Das Mietwagenunternehmen Avis will noch in diesem Jahr an einigen deutschen Verleihstationen, in erster Linie auf den großen Flughäfen, neue Computer aufstellen, die das Anmieten oder die Rückgabe der Autos schneller machen. Diese neuartigen Terminals, „Rapid Rental“ und „Rapid Return“ genannt, werden vom Kunden selber bedient. Bisher haben ausschließlich Avis-Mitarbeiter an den Mietcomputern gewerkt. Die Neuerung wird langfristig Personal einsparen, soll aber wegen der Zeitersparnis auch den Mietern einen Vorteil bringen.

In den Genuß dieses Vorteils kommen allerdings nur jene Klienten, die im Besitz einer Avis-Kundenkarte sind. Dieser Kreis kann schon heute beim Eintreffen an der Vermietstation seinen fix und fertig vorbereiteten Mietvertrag in Empfang nehmen, ohne selbsttätig am Automaten zu wirken – es genügt, telephonisch zu buchen und dabei die Kartennummer zu nennen.

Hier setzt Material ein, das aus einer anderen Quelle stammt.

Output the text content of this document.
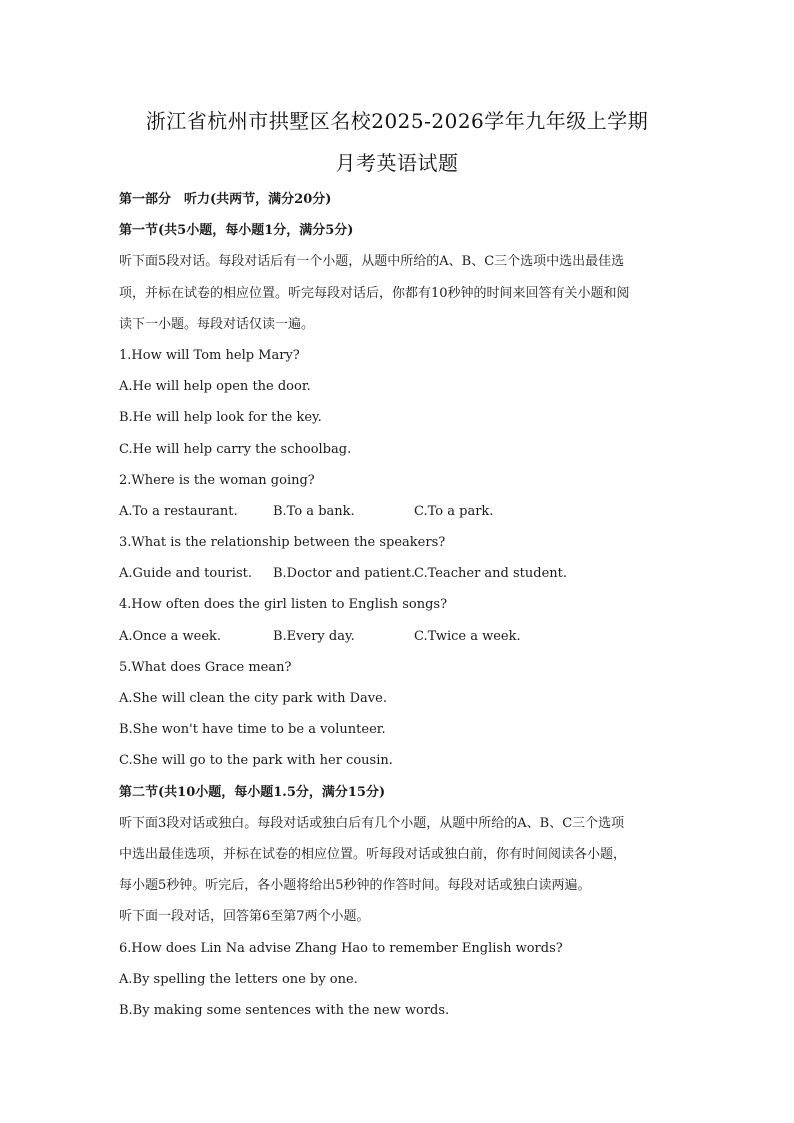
浙江省杭州市拱墅区名校2025-2026学年九年级上学期
月考英语试题
第一部分　听力(共两节，满分20分)
第一节(共5小题，每小题1分，满分5分)
听下面5段对话。每段对话后有一个小题，从题中所给的A、B、C三个选项中选出最佳选
项，并标在试卷的相应位置。听完每段对话后，你都有10秒钟的时间来回答有关小题和阅
读下一小题。每段对话仅读一遍。
1.How will Tom help Mary?
A.He will help open the door.
B.He will help look for the key.
C.He will help carry the schoolbag.
2.Where is the woman going?
A.To a restaurant.	B.To a bank.	C.To a park.
3.What is the relationship between the speakers?
A.Guide and tourist.	B.Doctor and patient.
C.Teacher and student.
4.How often does the girl listen to English songs?
A.Once a week.	B.Every day.	C.Twice a week.
5.What does Grace mean?
A.She will clean the city park with Dave.
B.She won't have time to be a volunteer.
C.She will go to the park with her cousin.
第二节(共10小题，每小题1.5分，满分15分)
听下面3段对话或独白。每段对话或独白后有几个小题，从题中所给的A、B、C三个选项
中选出最佳选项，并标在试卷的相应位置。听每段对话或独白前，你有时间阅读各小题，
每小题5秒钟。听完后，各小题将给出5秒钟的作答时间。每段对话或独白读两遍。
听下面一段对话，回答第6至第7两个小题。
6.How does Lin Na advise Zhang Hao to remember English words?
A.By spelling the letters one by one.
B.By making some sentences with the new words.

Zu Wartezeiten kommt es allerdings bisweilen, wenn viele Kunden gleichzeitig ein Auto abholen wollen oder wenn komplizierte Mietvorgänge den Ablauf hemmen. In diesen Fällen soll der eilige Reisende künftig eigenhändig sein Auto herausfinden: Er steckt die – leicht erhältliche – Kundenkarte in den Computer. Dieser zeigt auf seinem Bildschirm die Reservierung an und bietet vier Wagen der bestellten Preiskategorie zur Auswahl an. Der Kunde sucht sich sein Auto aus, der Computer nennt den Standplatz des Wagens, in dem der Wagenschlüssel steckt. Bei der Ausfahrt vom Parkplatz muß der Automieter seinen Führerschein und die Mietunterlagen vorzeigen.

Wesentlich geringer ist der Vorteil für den Reisenden bei „Rapid Return“, der Wagenrückgabe. Hier muß statt des Avis-Mitarbeiters der Kunde die Vertragsnummer, die Kilometerzahl und den Treibstoffverbrauch eintragen. Eilige konnten aber schon bisher den Fahrzeugschlüssel einfach in den Briefkasten der Autovermietung werfen und sich dann die Rechnung zusenden lassen – dies wird weiterhin möglich sein. Hier hat also Avis den Vorteil. In den USA-, wo die „Rapid“-Systeme schon seit einigen Monaten genutzt werden, gibt bereits jeder fünfte Kunde seinen Wagen auf diese Weise zurück.

Joseph Vittoria, Präsident von Avis, kündigte in Frankfurt weitergehende Schritte in die Computerzukunft an: einen Anschluß seiner Mietauto-Terminals an private Heimcomputer und eine Erweiterung des Avis-Angebots auf Hotelreservierungen. Auto und Zimmer sollten in einigen Jahren aus demselben Avis-Terminal kommen, ein Plan, der die Reisebüros gewiß nicht erfreut, weil sie so der Hotelprovisionen für Reservierungen verlustig gehen.

Noch ferner in die Zukunft reicht der Plan, alle Wagen des Unternehmens mit kleinen Computereinheiten auszurüsten. Der Fahrer steckt dann lediglich seine Avis-Karte in den Bordcomputer, erhält automatisch einen Mietvertrag und einen elektronischen Zündschlüssel. K. V.